I really like the idea of having a projector small enough that I can just toss in my bag. I previously got the aaxa m2 and was happy with that but decided i wanted a batter powered projector so I went ahead and sold it on ebay and got the AAXA P4. I have actually ordered the 3m mpro 180 so i can do some comparison and probably sell the one I like less on ebay or.. just return one.

*The box* was pretty small, you can tell the designer was trying to follow the apple iphone design. 








Comes with remote, vga cable, mini-tripod, a/v cable, and power cable.

*Optional mouse/keyboard combination.*








The keyboard backlit and easy to type on but takes a little getting used to. I actually plugged it into my PC as well and it works there too. It just uses a USB dongle. Its a little smaller than the projector and extremely light.

*Architecture pictures*
























As you can see im into architecture.. so I decided to share some pictures of buildings. I loaded these onto a USB as jpg and they loaded without a hitch.
These pictures are all taken with the projector not plugged in. AAXA says its about 60 lumens not plugged and 80 when plugged in, so technically there are still 20 more lumens that I didn't use.

*Pros*: great image quality, small, cheaper than other high and picos, 
*Cons:* fan noise (as with all picos they are a little buzzy). When playing videos with sound fan noise does get drained out. It looks a little plain for my taste. I like the SHINY iphone type look over matte black but thats just my personal taste. 

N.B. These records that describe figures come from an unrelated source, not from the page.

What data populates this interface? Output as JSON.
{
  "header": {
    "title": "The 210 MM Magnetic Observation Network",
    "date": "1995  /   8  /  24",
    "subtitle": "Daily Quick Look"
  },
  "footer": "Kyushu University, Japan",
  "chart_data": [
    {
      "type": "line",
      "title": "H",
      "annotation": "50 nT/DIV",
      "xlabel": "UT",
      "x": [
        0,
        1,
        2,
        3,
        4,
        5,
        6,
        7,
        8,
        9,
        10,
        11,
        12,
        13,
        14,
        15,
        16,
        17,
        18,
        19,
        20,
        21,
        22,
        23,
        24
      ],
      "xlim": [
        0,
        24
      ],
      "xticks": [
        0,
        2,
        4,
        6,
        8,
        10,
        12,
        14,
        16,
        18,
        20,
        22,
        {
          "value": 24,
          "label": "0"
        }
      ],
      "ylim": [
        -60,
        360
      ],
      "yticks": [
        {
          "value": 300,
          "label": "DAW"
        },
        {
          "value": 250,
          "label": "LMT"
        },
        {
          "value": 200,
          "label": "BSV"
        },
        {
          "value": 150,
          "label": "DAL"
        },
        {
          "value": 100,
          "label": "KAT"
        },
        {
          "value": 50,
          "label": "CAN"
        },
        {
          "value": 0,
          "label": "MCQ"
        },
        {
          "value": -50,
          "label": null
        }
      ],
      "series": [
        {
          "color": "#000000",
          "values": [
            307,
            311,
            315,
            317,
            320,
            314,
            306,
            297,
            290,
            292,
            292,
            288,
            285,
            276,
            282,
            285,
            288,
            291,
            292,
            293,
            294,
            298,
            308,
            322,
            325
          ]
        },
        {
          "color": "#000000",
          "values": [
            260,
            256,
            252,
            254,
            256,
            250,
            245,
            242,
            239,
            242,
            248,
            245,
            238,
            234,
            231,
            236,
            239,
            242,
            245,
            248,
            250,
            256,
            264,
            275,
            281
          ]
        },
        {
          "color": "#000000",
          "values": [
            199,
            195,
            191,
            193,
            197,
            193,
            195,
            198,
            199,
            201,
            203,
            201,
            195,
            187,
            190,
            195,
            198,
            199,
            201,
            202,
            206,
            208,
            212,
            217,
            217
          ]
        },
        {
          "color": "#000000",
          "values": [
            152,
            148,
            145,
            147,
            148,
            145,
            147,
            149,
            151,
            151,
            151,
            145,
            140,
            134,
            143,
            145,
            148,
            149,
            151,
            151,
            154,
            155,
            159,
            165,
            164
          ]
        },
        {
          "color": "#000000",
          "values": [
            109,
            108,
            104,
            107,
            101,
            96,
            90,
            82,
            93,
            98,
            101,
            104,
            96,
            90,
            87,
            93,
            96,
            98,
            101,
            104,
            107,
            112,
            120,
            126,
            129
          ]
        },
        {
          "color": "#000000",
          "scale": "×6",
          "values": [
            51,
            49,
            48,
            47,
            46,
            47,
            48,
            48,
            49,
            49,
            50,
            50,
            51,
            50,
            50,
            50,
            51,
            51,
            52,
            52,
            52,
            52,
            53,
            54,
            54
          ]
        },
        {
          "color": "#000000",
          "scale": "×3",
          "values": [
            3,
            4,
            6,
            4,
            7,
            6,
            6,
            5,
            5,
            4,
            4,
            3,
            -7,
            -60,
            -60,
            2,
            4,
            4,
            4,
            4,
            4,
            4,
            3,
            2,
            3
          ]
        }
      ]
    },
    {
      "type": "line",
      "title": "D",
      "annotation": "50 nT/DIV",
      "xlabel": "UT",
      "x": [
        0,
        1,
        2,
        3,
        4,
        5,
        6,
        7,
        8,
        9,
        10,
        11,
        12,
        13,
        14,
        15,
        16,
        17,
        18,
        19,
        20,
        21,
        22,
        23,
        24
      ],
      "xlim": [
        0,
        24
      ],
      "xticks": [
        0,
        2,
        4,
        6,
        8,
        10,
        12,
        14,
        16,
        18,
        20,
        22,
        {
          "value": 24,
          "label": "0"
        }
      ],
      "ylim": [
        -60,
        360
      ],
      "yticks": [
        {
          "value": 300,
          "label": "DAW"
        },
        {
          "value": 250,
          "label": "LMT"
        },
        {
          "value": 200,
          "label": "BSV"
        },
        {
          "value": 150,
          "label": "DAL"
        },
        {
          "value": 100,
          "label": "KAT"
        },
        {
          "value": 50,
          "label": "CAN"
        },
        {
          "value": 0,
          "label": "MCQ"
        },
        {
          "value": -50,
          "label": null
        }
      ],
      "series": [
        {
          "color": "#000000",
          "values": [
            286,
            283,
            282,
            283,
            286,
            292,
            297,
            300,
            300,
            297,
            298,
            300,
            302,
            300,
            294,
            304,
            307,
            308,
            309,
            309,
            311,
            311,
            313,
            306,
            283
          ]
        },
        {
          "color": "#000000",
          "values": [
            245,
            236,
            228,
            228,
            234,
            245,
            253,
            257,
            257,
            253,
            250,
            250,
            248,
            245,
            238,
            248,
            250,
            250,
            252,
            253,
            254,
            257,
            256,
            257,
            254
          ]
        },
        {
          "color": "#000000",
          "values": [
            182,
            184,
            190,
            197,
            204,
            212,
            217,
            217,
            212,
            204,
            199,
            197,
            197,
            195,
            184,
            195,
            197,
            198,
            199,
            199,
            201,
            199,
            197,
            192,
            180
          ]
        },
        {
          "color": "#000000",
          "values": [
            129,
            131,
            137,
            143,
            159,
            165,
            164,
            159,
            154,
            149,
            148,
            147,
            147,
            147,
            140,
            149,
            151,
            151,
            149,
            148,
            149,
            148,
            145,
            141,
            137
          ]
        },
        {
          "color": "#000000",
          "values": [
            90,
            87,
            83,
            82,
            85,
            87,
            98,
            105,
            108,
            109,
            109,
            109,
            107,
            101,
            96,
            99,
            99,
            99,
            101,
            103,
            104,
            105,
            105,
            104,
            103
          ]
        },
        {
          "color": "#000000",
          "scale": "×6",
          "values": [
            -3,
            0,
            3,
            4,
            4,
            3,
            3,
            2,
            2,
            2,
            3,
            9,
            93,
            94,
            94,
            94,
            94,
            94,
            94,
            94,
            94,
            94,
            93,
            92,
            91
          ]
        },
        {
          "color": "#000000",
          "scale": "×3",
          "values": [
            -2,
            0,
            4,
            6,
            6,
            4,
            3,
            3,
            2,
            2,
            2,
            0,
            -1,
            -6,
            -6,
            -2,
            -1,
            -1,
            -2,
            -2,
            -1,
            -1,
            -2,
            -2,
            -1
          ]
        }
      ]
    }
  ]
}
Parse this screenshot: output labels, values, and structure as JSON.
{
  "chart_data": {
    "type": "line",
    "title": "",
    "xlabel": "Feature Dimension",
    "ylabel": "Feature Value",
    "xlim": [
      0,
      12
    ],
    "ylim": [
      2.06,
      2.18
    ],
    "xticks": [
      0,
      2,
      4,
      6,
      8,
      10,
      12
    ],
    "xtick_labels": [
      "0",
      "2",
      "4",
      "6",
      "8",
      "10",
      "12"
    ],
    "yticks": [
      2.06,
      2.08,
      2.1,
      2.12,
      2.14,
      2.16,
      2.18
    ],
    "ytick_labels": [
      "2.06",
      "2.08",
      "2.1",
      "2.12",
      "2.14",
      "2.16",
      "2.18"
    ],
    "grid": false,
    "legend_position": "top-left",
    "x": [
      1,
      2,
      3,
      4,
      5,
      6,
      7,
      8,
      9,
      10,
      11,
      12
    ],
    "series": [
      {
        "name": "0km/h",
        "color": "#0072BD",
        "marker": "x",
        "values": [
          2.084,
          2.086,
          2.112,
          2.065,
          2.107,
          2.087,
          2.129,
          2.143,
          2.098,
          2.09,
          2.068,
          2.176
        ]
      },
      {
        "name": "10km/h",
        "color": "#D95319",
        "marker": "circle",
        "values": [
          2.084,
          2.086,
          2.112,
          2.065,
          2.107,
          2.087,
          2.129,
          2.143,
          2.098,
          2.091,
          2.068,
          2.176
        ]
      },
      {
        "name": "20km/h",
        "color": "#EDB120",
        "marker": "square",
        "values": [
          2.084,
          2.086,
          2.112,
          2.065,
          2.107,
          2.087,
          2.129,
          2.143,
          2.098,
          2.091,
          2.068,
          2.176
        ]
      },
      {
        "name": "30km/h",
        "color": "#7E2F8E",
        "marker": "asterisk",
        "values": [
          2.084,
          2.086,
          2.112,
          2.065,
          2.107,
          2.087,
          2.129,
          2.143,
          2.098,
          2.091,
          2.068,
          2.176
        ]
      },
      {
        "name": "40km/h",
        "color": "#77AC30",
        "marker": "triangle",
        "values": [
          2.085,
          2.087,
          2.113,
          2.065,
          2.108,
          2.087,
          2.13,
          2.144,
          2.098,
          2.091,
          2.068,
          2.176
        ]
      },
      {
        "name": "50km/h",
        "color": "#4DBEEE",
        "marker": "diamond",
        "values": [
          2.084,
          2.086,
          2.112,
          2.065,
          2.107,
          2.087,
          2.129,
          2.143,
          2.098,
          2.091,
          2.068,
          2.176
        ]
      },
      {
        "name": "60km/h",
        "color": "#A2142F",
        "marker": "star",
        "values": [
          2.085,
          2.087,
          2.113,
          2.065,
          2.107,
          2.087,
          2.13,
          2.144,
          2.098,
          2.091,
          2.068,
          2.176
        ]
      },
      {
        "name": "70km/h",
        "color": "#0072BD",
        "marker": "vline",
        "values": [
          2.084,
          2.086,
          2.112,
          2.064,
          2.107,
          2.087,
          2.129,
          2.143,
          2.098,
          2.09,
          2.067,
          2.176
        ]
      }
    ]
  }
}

*3m mpro 180* comin soon hope you look foward to it! I might try to order the optoma pk301 too but that seems like an older unit, im wondering if they are going to upgrade that anytime soon.


----------



## poopooman (Aug 9, 2011)

playing angry birds on aaxa p4 pico projector and ipad 2 on Vimeo
Saw this video and thought I'd have to share. Never thought of hooking this thing up to any of the APPLE Products. 
I must say that Giant Angry Birds is pretty cool


----------